[Week 12 + 13 + 14] If you can’t be happy, do a data set about it instead :)
To go on with my Billboard data set, I chose two different sets which related to it. The first contained the lyrics of the songs and the second had more on origin of artists and genre. I loaded in my data set to jupyter and started to clean it up. Here was some of the things I started on was converting the lyrics into a list of words then using stop words to filter out the words like ‘the’, ‘and’ and other stop words that would get in the way when analysing word repetitiveness.
I did however end up getting a bit stuck with NaN values since it was making my code fail. After realising the amount of NaNs there actually were and my inability to filter them out (even if I did not knowing what to do after I get rid of them since a value should be there) I decided to change my dataset yet again. This probably wasn’t the smartest thing I have done considering I have less than a week to complete the assignment but hey, why not.
I ended up changing to the data used by the World Happiness Report which was collected by the Gallup World survey along with the World Health Organisation and World Development Indicators (WDI). Upon seeing this dataset the thought came to me of how happy is the world? Has global happiness improved over the years? What is it that constitutes happiness? And so my data exploring journey began.
There was a bit to clean up with the data and I ended up doing the following things to make life easy:
1. Removed the column that wasn’t needed
2. Added a column for the rank of the country
3. Changed the titles of each column to one word for ease of use throughout the coding
4. Creating a column which takes the country value and converts it to its continent using nltk (values not contained in the library were manually changed)

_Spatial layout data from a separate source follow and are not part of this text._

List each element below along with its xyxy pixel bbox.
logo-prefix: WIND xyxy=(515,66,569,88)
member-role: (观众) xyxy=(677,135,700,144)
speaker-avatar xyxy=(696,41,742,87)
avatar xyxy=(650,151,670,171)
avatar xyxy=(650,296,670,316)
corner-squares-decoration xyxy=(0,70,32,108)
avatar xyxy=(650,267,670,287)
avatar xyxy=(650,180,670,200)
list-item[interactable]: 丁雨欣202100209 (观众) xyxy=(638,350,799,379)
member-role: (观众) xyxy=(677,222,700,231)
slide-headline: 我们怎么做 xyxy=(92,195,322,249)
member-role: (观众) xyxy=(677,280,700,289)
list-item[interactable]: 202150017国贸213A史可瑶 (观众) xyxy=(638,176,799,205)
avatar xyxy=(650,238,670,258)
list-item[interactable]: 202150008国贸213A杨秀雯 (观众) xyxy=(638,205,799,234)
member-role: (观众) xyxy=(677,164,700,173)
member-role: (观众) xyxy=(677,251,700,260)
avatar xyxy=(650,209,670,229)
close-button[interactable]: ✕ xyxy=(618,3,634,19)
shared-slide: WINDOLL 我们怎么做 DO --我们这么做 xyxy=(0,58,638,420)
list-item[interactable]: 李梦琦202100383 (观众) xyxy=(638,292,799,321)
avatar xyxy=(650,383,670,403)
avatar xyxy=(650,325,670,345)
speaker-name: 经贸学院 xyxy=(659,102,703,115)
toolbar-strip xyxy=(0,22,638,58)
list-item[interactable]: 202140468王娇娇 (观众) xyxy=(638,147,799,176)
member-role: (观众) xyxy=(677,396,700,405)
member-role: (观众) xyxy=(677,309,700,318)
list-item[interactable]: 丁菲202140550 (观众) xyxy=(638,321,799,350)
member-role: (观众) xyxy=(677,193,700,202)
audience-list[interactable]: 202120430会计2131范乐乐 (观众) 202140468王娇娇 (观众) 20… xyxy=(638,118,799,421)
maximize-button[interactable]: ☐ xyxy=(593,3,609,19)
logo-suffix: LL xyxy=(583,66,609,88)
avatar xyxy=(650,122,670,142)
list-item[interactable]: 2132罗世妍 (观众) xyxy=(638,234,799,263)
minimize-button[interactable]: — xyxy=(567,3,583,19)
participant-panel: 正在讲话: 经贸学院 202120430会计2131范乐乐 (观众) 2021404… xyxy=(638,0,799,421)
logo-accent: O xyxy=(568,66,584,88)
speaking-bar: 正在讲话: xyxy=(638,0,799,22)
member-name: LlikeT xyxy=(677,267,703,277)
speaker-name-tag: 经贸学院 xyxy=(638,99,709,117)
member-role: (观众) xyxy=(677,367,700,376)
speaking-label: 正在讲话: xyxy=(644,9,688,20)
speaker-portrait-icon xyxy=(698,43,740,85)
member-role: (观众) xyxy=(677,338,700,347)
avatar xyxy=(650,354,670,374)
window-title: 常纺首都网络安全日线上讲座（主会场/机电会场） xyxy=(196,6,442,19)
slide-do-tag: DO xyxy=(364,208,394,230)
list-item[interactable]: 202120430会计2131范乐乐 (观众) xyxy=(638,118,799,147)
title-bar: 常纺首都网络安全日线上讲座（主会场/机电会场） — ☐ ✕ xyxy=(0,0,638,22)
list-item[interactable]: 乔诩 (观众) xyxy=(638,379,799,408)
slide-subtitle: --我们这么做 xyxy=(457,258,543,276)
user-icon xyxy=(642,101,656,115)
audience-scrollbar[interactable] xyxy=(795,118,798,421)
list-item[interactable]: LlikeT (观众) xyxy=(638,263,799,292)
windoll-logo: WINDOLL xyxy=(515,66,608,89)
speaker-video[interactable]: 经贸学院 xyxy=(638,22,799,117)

While completing the assignment I came across some cool plot you could make using things like Seaborn or Plotly. The creativity enabled with this is what kept me motivated to do the assignment tbh. This was probably my favourite graph of all since it looks good while also giving valuable information about the correlation of my data:
While I did struggle with time, I think I went alright in the end, think being a key word. Oh well, assignment done! Feels good to be done!
Adios 1161.